Published in final edited form as: Neuron. 2013 Sep 26;80(2):402–414. doi: 10.1016/j.neuron.2013.07.046

Figure 7. Anti-tau antibody treated P301S mice have decreased tau seeding activity in cortical extracts as detected by FRET assay.

Figure 7

(A) Tau seeding activity was measured with RAB soluble fractions of all PBS (N=16), HJ3.4 (N=8), HJ8.5 (N=13), HJ9.3 (N=15), and HJ9.4 (N=13) treated mice on HEK293 cells by FRET assay. HEK293 cells were co-transfected with RD (ΔK280)-CFP and RD (ΔK280)-YFP. 18 hrs later, RAB soluble fractions were added to cells. Seeding activity was significantly reduced in HJ8.5, and HJ9.3 antibody treated mice compared to the PBS or HJ3.4 antibody treated mice. RAB soluble fractions from HJ9.4 antibody treated mice did not have decreased seeding activity compared to the PBS or HJ3.4 antibody RAB soluble fractions. ***p<0.001, Values represent mean ± SEM. (B) RAB soluble fractions from tau KO, PBS-treated, and the anti-tau antibody treated mice were incubated with un-conjugated protein-G-agarose beads at 4°C with end-over-end rotation for 24 hours. This precipitates any residual antibody in the brain, including antibody bound to tau seeds. Elution of any seeding activity from the antibody/bead complexes was measured by FRET assay. There was significantly less seeding activity observed in HJ8.5 and HJ9.3 antibody treated mice versus PBS-treated mice ****p<0.0001, values represent mean ± SEM. (C) 70% FA fractions of 9 month old P301S brain cortex region of all treated groups analyzed by ELISA showed a strong correlation with FRET analysis performed with the RAB soluble fractions. (D) Comparison between tau levels (X-axis) and seeding activity (Y-axis) present in RAB soluble fractions of 9 month old P301S brain cortex of all treated mice assessed.

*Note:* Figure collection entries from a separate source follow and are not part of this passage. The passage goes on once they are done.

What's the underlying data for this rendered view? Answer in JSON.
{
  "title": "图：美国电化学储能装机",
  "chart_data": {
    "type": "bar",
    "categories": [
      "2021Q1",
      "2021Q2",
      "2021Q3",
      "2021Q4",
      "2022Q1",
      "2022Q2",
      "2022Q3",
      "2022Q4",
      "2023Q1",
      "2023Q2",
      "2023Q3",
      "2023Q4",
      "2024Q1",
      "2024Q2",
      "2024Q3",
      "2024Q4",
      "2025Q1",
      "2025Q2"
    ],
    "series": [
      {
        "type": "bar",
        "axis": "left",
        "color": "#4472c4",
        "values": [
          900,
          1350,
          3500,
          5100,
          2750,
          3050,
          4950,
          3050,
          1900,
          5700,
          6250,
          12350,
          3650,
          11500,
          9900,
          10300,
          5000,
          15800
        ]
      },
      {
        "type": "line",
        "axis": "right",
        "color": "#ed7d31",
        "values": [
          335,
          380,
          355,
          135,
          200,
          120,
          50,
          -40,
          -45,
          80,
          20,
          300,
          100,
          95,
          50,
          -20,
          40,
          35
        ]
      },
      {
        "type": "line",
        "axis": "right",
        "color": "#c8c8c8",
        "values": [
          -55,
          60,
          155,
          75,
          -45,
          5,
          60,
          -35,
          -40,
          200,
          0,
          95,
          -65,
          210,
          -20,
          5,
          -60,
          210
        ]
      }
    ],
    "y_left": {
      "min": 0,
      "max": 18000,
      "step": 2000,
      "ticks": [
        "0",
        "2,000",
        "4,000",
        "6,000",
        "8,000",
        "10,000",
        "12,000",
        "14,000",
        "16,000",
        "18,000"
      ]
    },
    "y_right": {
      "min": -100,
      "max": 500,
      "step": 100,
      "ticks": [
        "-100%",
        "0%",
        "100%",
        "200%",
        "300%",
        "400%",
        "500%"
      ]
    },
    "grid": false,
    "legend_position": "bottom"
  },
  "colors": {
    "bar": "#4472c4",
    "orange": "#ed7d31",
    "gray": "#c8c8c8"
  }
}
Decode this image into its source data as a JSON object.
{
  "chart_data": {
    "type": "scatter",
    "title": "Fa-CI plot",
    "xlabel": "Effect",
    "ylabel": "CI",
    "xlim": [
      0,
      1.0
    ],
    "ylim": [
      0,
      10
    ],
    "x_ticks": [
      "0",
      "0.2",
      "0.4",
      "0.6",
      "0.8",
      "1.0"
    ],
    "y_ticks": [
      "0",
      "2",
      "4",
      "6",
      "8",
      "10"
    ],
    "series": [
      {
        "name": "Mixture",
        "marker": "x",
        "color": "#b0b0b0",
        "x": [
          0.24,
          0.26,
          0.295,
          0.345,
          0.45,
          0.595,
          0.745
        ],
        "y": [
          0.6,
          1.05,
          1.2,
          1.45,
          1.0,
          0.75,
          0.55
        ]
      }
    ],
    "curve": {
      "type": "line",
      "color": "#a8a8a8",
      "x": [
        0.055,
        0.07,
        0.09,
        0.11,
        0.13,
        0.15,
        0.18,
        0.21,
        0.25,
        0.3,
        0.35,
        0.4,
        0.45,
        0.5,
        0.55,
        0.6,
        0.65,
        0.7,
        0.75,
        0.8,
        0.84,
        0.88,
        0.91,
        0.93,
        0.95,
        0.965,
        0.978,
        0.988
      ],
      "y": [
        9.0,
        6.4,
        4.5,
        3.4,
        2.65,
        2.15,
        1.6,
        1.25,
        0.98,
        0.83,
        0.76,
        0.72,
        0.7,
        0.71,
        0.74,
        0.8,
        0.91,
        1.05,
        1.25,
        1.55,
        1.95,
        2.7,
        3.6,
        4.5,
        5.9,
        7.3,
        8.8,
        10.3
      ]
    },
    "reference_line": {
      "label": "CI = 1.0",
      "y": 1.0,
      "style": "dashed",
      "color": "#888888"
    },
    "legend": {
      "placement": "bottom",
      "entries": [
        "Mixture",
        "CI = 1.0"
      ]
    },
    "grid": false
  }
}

There was no significant correlation between these 2 measures. (E) Tau species in the RAB soluble fractions of 3 month old knockout (KO), 3 month old wild type (WT), 3 month old P301S, and 9 month old PBS-treated P301S mice were separated on SDD-AGE, followed by western blotting. Polyclonal mouse anti-tau antibody was used for detecting tau species. High molecular weight tau species present in the RAB soluble fraction in both 3 month old P301S mice and larger amounts present in 9 month old P301S mice.